The Obama administration has largely refrained from commenting on the ongoing controversy over the NYPD's use of extreme surveillance tactics to monitor the city's Muslim community, which has especially angered groups on the left like the ACLU — and now, perhaps, we know why. The Wall Street Journal reports that the program's funding came in part from the White House itself. New York and New Jersey have gotten $135 million since 9/11 via the High Intensity Drug Trafficking Area program (HIDTA), and under the Bush administration, new regulations allowed the money to be used for counterterrorism efforts. An undisclosed amount has gone toward the Muslim surveillance program.
Some of that money — it's unclear exactly how much because the program has little oversight — has paid for the cars that plainclothes NYPD officers used to conduct surveillance on Muslim neighborhoods. It also paid for computers that store even innocuous information about Muslim college students, mosque sermons and social events.
When NYPD Commissioner Raymond Kelly was filled in on these efforts, his briefings were prepared on HIDTA computers.
The AP confirmed the use of White House money through secret police documents and interviews with current and former city and federal officials. The AP also obtained electronic documents with digital signatures indicating they were created and saved on HIDTA computers. The HIDTA grant program is overseen by the White House Office of National Drug Control Policy.

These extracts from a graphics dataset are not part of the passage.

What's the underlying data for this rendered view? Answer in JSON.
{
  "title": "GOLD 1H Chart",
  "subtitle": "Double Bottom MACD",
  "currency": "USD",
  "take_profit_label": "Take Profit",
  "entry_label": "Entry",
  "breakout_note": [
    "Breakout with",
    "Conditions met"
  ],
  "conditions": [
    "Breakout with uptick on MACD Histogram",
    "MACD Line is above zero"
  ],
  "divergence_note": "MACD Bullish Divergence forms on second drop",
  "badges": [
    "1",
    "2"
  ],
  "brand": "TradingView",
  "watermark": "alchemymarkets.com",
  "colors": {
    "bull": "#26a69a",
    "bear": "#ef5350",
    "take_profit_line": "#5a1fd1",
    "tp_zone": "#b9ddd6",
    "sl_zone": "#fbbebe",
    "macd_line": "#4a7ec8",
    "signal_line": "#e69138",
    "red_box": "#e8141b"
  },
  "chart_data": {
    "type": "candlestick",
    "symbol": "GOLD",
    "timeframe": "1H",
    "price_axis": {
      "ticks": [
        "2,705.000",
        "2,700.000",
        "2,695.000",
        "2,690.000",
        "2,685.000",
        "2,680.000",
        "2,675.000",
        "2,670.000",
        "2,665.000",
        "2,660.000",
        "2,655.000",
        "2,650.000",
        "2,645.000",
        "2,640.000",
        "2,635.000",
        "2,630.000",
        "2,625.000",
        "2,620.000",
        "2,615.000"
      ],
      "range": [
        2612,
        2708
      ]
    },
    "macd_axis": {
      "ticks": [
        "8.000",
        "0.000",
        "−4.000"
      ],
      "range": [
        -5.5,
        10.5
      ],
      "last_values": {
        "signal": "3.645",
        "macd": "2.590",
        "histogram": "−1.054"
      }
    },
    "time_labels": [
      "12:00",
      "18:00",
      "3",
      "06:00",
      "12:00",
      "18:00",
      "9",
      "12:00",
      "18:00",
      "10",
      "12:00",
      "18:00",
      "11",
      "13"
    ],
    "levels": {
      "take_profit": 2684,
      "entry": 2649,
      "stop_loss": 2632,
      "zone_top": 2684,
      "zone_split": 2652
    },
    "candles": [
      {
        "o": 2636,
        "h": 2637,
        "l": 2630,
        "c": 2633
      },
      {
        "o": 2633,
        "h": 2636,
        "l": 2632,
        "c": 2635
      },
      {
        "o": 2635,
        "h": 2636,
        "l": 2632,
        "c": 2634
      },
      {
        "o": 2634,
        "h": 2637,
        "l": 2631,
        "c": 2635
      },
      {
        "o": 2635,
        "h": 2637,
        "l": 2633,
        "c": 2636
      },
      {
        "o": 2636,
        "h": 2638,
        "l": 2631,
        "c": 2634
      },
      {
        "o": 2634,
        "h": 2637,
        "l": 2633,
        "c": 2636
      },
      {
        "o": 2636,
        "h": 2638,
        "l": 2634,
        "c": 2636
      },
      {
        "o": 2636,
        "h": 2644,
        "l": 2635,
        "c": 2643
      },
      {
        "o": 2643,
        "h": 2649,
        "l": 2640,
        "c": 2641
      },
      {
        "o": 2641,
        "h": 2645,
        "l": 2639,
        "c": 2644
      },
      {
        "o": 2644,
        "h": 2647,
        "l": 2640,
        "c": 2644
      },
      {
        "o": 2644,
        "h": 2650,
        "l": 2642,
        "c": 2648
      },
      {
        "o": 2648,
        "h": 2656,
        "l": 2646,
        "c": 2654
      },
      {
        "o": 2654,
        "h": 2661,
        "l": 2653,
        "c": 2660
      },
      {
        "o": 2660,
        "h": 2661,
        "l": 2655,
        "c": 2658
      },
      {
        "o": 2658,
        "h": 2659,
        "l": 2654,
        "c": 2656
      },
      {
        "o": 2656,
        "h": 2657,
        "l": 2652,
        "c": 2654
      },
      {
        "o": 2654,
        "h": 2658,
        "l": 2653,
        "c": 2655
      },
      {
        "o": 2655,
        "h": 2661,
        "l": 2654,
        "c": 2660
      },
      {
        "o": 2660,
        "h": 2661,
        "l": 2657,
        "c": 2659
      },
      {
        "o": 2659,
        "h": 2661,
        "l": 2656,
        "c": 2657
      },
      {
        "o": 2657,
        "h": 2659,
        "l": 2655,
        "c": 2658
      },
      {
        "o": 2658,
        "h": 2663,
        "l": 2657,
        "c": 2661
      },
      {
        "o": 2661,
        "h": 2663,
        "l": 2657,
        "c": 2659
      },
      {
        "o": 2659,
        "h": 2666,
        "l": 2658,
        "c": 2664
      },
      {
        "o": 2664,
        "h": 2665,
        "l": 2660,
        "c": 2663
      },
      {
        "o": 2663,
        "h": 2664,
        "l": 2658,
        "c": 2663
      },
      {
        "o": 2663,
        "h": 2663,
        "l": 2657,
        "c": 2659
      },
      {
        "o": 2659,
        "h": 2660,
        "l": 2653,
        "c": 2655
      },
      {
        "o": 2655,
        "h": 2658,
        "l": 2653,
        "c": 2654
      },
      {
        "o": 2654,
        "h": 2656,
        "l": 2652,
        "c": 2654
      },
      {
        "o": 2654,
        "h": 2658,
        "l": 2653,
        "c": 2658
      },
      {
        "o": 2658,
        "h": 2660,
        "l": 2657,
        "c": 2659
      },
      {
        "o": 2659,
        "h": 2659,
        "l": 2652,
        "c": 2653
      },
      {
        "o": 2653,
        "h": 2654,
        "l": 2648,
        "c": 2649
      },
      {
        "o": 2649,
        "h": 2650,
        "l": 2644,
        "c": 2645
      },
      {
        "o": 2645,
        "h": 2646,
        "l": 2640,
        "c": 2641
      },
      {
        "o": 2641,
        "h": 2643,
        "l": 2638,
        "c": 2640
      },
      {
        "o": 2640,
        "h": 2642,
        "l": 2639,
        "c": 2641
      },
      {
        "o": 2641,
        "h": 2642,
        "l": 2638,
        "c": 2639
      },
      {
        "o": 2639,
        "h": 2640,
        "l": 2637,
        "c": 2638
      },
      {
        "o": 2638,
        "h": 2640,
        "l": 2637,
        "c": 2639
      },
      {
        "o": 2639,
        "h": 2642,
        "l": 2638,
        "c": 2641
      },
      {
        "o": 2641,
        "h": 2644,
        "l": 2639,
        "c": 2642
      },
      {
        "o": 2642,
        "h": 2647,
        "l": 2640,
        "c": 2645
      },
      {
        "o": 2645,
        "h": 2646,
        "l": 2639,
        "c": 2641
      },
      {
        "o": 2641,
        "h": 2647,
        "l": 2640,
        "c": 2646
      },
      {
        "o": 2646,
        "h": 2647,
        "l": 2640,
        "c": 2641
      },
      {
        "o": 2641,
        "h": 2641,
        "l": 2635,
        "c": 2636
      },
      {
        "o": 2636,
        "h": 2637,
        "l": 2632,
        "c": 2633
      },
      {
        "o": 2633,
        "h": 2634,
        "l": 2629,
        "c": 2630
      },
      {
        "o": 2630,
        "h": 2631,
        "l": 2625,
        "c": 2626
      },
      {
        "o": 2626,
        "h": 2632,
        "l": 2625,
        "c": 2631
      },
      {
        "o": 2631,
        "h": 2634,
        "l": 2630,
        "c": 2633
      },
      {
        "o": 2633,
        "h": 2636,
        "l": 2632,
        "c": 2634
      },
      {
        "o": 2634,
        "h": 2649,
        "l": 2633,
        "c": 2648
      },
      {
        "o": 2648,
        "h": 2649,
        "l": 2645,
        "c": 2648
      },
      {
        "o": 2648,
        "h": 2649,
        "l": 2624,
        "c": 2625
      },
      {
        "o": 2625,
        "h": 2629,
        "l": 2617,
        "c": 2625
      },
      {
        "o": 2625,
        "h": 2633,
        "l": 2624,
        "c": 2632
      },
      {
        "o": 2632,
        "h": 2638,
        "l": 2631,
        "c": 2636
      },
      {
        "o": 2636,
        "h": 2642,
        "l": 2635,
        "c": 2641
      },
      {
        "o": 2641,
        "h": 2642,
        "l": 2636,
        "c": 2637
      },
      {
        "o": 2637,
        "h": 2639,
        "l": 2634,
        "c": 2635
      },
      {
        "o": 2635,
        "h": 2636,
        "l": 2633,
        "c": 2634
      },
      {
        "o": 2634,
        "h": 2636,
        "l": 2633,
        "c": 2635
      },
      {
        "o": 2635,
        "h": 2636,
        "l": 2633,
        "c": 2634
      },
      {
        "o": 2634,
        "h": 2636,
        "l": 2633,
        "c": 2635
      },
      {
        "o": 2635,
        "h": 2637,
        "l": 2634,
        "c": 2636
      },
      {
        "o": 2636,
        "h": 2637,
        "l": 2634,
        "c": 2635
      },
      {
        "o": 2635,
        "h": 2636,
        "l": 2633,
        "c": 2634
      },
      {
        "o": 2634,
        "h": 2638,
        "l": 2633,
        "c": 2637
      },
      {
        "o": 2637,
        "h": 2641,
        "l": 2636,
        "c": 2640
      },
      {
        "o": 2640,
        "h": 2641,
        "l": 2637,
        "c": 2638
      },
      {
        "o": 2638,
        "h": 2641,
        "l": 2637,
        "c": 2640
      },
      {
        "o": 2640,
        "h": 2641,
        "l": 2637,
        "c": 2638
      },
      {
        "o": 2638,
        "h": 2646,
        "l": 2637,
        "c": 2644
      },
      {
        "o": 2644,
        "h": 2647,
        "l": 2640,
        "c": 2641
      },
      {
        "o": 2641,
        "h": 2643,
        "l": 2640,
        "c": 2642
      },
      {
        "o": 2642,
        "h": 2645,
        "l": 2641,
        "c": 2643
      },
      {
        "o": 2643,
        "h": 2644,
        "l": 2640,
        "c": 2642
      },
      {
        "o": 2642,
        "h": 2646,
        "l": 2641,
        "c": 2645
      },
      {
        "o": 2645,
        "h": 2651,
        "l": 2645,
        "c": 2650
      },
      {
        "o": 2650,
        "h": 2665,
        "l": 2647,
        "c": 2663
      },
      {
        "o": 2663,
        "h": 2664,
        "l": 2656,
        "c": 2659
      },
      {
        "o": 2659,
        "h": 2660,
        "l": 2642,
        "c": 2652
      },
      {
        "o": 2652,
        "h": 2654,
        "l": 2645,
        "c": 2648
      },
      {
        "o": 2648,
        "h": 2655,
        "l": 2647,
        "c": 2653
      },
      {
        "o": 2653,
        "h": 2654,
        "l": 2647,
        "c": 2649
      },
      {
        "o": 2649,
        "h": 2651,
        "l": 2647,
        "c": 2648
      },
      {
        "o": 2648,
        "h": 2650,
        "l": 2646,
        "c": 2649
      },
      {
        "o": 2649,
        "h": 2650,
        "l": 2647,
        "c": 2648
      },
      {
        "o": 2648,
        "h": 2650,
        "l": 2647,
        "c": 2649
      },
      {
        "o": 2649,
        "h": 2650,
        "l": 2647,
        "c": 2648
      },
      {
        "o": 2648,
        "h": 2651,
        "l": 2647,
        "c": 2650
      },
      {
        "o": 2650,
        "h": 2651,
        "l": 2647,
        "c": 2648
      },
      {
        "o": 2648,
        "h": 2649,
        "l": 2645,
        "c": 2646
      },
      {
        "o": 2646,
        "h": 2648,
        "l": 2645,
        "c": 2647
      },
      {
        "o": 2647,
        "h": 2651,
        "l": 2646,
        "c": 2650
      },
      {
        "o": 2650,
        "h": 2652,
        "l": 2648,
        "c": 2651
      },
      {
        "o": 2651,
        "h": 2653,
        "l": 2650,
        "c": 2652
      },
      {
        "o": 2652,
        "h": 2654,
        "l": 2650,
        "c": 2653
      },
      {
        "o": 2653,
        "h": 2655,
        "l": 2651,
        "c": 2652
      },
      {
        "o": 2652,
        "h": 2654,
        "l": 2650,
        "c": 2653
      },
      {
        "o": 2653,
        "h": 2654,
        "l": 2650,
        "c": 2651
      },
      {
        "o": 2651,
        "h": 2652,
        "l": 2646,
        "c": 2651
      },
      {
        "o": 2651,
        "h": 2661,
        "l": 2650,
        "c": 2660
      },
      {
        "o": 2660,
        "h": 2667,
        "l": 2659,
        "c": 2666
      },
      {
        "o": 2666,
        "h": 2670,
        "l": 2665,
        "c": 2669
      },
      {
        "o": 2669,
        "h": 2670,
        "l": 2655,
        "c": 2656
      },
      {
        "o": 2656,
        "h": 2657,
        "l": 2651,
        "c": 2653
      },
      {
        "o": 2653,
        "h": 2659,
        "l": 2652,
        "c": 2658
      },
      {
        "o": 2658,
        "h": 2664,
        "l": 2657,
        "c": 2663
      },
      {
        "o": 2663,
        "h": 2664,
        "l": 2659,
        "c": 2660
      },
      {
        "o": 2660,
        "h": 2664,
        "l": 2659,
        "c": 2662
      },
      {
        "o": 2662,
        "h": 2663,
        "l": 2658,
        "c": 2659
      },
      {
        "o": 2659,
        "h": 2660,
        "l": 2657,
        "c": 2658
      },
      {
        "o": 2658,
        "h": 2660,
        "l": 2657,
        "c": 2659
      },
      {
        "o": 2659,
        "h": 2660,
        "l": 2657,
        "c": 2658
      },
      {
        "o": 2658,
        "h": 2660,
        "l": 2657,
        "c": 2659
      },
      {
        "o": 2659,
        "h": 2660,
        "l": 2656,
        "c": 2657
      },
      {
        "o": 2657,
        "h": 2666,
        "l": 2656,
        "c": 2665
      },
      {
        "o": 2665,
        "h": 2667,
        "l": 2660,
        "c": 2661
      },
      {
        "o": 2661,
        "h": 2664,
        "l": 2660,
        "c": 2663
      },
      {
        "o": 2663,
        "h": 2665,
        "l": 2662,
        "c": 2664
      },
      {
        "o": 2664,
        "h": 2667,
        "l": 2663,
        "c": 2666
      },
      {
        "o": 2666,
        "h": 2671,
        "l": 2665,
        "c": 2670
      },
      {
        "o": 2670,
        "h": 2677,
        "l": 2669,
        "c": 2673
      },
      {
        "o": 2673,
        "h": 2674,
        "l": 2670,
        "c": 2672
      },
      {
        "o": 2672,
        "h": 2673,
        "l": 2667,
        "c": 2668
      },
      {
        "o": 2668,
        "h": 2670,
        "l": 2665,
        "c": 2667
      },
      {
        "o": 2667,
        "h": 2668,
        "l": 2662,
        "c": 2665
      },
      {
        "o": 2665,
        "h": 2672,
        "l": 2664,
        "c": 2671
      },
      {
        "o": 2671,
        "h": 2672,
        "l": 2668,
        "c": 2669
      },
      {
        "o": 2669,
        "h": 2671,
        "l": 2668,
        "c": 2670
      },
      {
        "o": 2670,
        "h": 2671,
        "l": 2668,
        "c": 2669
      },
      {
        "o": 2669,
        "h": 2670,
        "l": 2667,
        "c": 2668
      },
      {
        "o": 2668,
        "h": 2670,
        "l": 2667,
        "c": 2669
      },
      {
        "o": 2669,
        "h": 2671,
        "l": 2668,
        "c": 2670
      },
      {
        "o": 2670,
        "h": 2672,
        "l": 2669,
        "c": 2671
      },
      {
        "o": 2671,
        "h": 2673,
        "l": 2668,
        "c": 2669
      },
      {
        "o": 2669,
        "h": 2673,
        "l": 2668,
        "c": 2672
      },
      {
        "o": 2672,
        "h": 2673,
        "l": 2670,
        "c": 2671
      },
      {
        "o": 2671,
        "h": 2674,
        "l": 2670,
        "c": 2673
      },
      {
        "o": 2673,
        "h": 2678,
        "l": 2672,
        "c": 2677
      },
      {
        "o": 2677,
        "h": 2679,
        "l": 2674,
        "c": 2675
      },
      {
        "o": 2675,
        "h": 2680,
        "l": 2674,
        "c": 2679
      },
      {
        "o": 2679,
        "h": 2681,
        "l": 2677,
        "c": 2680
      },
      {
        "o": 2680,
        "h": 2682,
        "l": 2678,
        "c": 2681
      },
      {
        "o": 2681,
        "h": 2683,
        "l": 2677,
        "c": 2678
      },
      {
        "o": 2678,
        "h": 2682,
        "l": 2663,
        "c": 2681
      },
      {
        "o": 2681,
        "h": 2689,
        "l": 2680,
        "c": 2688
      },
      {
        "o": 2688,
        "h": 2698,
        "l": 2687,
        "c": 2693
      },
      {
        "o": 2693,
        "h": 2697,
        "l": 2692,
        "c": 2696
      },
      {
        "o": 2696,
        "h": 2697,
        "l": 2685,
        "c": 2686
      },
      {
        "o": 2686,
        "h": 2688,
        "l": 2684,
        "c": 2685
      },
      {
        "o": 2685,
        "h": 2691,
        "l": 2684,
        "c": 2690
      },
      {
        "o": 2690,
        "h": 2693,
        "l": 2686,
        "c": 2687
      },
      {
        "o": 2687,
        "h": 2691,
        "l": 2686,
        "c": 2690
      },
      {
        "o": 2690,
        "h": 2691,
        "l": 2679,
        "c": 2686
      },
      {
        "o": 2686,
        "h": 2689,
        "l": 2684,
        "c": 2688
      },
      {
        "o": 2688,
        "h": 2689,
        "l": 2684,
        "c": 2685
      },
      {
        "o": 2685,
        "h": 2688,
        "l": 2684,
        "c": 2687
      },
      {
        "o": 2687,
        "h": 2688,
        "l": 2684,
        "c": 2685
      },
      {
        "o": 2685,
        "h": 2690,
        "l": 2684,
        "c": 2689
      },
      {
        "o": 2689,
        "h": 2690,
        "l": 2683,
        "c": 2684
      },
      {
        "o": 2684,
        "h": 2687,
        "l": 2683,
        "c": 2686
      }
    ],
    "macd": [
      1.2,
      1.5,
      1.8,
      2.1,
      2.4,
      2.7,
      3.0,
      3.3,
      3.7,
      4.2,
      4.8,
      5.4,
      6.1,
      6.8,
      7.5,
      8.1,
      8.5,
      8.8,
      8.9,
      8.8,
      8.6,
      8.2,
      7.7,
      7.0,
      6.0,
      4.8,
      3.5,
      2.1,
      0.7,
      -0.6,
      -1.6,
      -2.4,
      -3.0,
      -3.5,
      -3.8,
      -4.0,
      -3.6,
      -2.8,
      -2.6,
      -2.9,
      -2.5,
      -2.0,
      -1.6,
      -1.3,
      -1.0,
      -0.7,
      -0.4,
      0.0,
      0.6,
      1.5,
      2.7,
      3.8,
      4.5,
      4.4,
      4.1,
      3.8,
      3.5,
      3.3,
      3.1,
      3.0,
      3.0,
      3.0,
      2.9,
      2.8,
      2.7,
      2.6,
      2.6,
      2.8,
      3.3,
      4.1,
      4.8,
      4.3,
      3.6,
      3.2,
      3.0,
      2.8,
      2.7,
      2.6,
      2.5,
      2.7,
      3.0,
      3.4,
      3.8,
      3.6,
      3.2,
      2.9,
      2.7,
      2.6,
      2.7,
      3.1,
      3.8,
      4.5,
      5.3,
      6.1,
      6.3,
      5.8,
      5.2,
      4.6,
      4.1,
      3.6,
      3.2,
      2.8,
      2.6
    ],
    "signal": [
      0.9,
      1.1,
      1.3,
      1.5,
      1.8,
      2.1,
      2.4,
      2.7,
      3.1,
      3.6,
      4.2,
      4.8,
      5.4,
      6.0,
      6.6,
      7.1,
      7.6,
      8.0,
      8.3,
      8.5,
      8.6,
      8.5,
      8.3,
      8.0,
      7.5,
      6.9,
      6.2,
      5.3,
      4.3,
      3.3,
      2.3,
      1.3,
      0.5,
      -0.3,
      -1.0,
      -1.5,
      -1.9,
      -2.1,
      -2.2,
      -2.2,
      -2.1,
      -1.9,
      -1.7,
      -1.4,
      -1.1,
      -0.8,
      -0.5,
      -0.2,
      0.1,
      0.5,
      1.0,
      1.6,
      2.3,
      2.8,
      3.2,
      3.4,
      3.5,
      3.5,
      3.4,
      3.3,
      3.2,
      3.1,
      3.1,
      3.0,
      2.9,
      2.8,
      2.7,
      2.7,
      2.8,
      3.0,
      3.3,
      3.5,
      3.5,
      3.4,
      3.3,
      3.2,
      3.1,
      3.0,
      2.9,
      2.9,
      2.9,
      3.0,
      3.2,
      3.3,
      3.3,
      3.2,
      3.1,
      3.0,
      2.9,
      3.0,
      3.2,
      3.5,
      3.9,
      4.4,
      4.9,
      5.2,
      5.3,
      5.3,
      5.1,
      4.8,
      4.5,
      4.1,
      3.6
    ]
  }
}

One official downplayed the use of the funds and said that the money from the program has mostly been used on vehicles. Former officers told the AP that those vehicles were the cars in which police recorded the license plate numbers of worshippers at certain mosques — something that's unlikely to reassure critics. Besides, the program funding also helps pay rent for the NYPD's intelligence unit, as well as for server space and other tech stuff. Many officers involved in the program, for instance, use HIDTA e-mail addresses. All of this means that efforts by activists worried about the program's constitutionality and civil liberties violations just got both more complicated and more legally significant.